According to information from the company, the faulty valves are on Baxter's Clearlink and Interlink buretrol-based systems with manufacturing dates from April, 2013 to July, 2012. Baxter first launched the voluntary recall of these product lines in September of this year. The FDA just announced the recall will enter Class I status.
When functioning properly, the Clearlink and Interlink systems are designed to safely infuse solutions directly into a patient's veins, like an IV. However, the ball-valve system found on the device has manufacturing defects.
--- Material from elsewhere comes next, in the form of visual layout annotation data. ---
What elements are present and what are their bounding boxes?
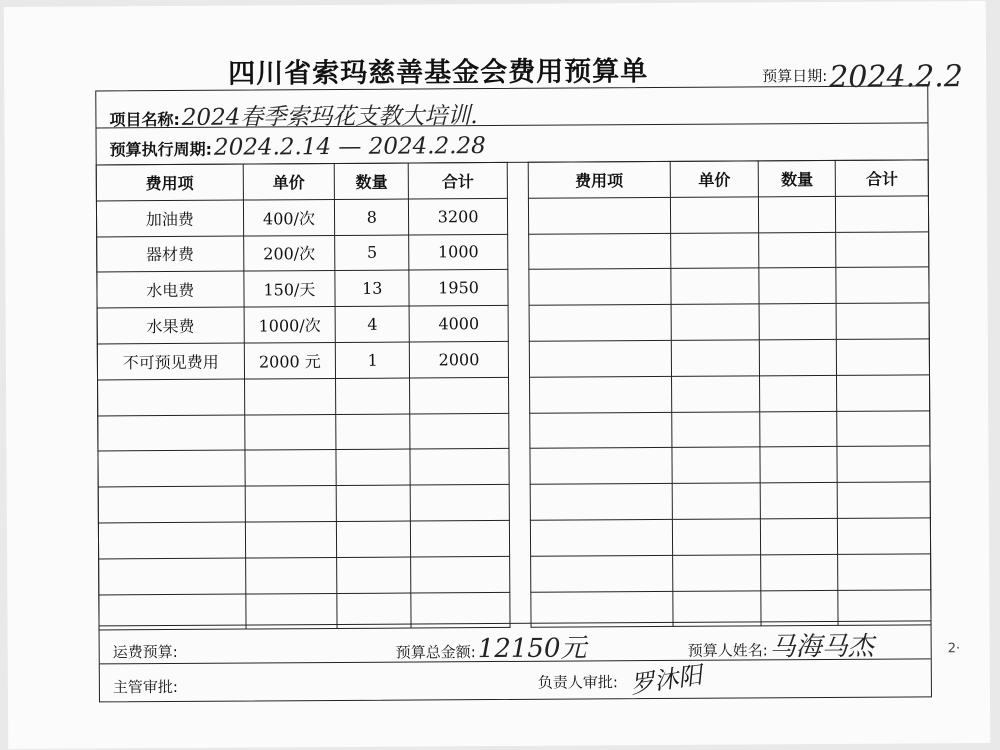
right-table-cell	[529, 305, 671, 342]
freight-budget	[113, 641, 178, 662]
left-table-cell	[98, 486, 245, 523]
left-table-cell	[410, 449, 509, 485]
left-table-cell: 3200	[409, 198, 508, 234]
left-table-cell: 4	[335, 306, 409, 342]
left-table-cell	[410, 485, 509, 521]
left-table-cell	[336, 378, 410, 414]
right-table-cell	[760, 375, 837, 411]
right-table-cell	[671, 411, 760, 447]
left-table-row	[98, 485, 509, 523]
right-table-cell	[759, 304, 836, 340]
left-expense-table	[96, 162, 511, 631]
right-table-cell	[530, 412, 672, 449]
left-table-cell: 150/天	[243, 271, 335, 307]
right-table-cell	[670, 197, 759, 233]
right-table-cell	[759, 196, 836, 232]
left-table-cell	[99, 558, 246, 595]
right-table-cell	[671, 376, 760, 412]
budget-date-label: 预算日期:	[762, 66, 828, 86]
right-table-row	[531, 554, 931, 592]
preparer-label: 预算人姓名:	[687, 641, 768, 660]
left-table-row	[97, 270, 508, 308]
right-table-cell	[531, 555, 673, 592]
right-table-cell	[761, 554, 838, 590]
right-table-cell	[671, 304, 760, 340]
right-header-cell: 数量	[759, 160, 836, 196]
right-expense-table	[528, 159, 932, 628]
budget-date-value: 2024.2.2	[829, 59, 963, 95]
left-table-cell	[410, 377, 509, 413]
left-table-cell: 水果费	[97, 307, 244, 344]
left-table-cell	[337, 557, 411, 593]
right-table-row	[530, 482, 930, 520]
supervisor-label: 主管审批:	[112, 677, 179, 697]
left-table-row	[98, 413, 509, 451]
right-table-row	[528, 196, 928, 234]
total-label: 预算总金额:	[395, 643, 476, 662]
left-table-row	[97, 341, 508, 379]
right-table-cell	[761, 518, 838, 554]
left-table-cell	[244, 450, 336, 486]
left-table-cell: 5	[335, 235, 409, 271]
right-table-cell	[759, 268, 836, 304]
left-table-cell	[336, 414, 410, 450]
left-table-cell	[98, 450, 245, 487]
right-table-cell	[836, 267, 929, 303]
right-table-cell	[529, 340, 671, 377]
left-table-cell: 器材费	[97, 236, 244, 273]
right-table-row	[530, 518, 930, 556]
freight-label: 运费预算:	[112, 642, 178, 662]
left-table-cell	[244, 414, 336, 450]
left-table-cell	[245, 521, 337, 557]
left-table-cell: 1	[336, 342, 410, 378]
left-table-cell	[410, 413, 509, 449]
right-table-cell	[530, 484, 672, 521]
right-header-cell: 费用项	[528, 161, 670, 198]
period-label: 预算执行周期:	[109, 139, 213, 160]
right-table-cell	[529, 233, 671, 270]
right-table-cell	[761, 483, 838, 519]
left-table-cell	[336, 449, 410, 485]
supervisor-approval	[113, 676, 178, 697]
period-field	[110, 133, 486, 161]
left-table-cell	[98, 522, 245, 559]
right-table-cell	[528, 197, 670, 234]
right-table-cell	[672, 483, 761, 519]
right-table-cell	[837, 375, 930, 411]
left-table-cell: 加油费	[96, 200, 243, 237]
right-table-row	[530, 446, 930, 484]
left-table-cell	[98, 415, 245, 452]
right-table-row	[529, 267, 929, 305]
left-table-cell: 2000	[409, 341, 508, 377]
right-table-row	[529, 303, 929, 341]
left-table-row	[98, 377, 509, 415]
left-table-cell: 8	[335, 199, 409, 235]
left-header-cell: 合计	[408, 162, 507, 198]
right-table-cell	[838, 518, 931, 554]
right-table-cell	[530, 519, 672, 556]
left-table-cell: 1000	[409, 234, 508, 270]
left-table-cell: 2000 元	[244, 342, 336, 378]
left-header-cell: 单价	[243, 163, 335, 199]
left-table-cell: 1000/次	[244, 307, 336, 343]
budget-sheet	[4, 1, 991, 749]
right-table-cell	[530, 376, 672, 413]
right-table-cell	[670, 232, 759, 268]
left-table-row	[98, 449, 509, 487]
right-table-cell	[837, 410, 930, 446]
left-table-cell	[337, 521, 411, 557]
right-table-row	[529, 231, 929, 269]
right-table-cell	[836, 303, 929, 339]
right-header-cell: 单价	[670, 161, 759, 197]
responsible-label: 负责人审批:	[537, 673, 618, 692]
period-value: 2024.2.14 — 2024.2.28	[213, 133, 486, 161]
left-table-cell: 不可预见费用	[97, 343, 244, 380]
right-table-cell	[837, 446, 930, 482]
right-table-cell	[671, 340, 760, 376]
left-table-cell	[411, 556, 510, 592]
left-table-cell: 1950	[409, 270, 508, 306]
left-table-cell	[245, 557, 337, 593]
left-table-row	[98, 520, 509, 558]
left-header-cell: 数量	[335, 163, 409, 199]
right-table-cell	[672, 519, 761, 555]
right-table-cell	[836, 196, 929, 232]
responsible-signature: 罗沐阳	[628, 660, 704, 700]
right-table-cell	[760, 339, 837, 375]
project-name-label: 项目名称:	[109, 109, 180, 130]
responsible-approval	[538, 671, 618, 692]
preparer-value: 马海马杰	[769, 631, 874, 663]
left-table-cell: 200/次	[243, 235, 335, 271]
right-table-cell	[836, 231, 929, 267]
left-header-cell: 费用项	[96, 164, 243, 201]
right-table-cell	[838, 554, 931, 590]
right-table-cell	[837, 482, 930, 518]
left-table-cell: 水电费	[97, 271, 244, 308]
right-table-cell	[836, 339, 929, 375]
form-frame	[95, 85, 932, 702]
right-table-cell	[529, 269, 671, 306]
total-value: 12150元	[477, 633, 587, 665]
left-table-cell	[245, 486, 337, 522]
left-table-row	[99, 556, 510, 594]
left-table-cell	[337, 485, 411, 521]
right-table-cell	[672, 447, 761, 483]
left-table-cell	[244, 378, 336, 414]
left-table-row	[97, 306, 508, 344]
left-table-cell	[98, 379, 245, 416]
left-table-cell: 13	[335, 270, 409, 306]
document-title: 四川省索玛慈善基金会费用预算单	[228, 56, 649, 90]
right-table-cell	[670, 268, 759, 304]
left-table-row	[97, 234, 508, 272]
left-table-cell: 400/次	[243, 199, 335, 235]
left-table-row	[96, 198, 507, 236]
left-table-cell	[411, 520, 510, 556]
side-mark: 2·	[947, 641, 961, 657]
right-header-cell: 合计	[835, 160, 928, 196]
right-table-row	[530, 375, 930, 413]
right-table-cell	[760, 447, 837, 483]
left-table-cell: 4000	[409, 306, 508, 342]
right-table-cell	[672, 555, 761, 591]
right-table-row	[530, 410, 930, 448]
right-table-cell	[530, 448, 672, 485]
budget-date	[762, 53, 963, 95]
right-table-row	[529, 339, 929, 377]
project-name-value: 2024春季索玛花支教大培训.	[181, 103, 478, 131]
right-table-cell	[759, 232, 836, 268]
right-table-cell	[760, 411, 837, 447]
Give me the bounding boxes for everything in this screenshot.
Instead of properly sealing the buretrol tubes, the valves on some devices allow air to enter the tubing system. This can introduce air into a patient's veins. If an air bubble reaches the heart or brain, a patient may experience a heart attack or stroke.
According to a report by the FDA, "Baxter has determined that the ball-valve component is allowing air to flow past the valve and enter the tubing once the pre-measured amount of fluids is completely administered to the patient. If the air is not removed, the air present in the tubing may enter the patient’s vascular system potentially causing air in the bloodstream (an air embolism)."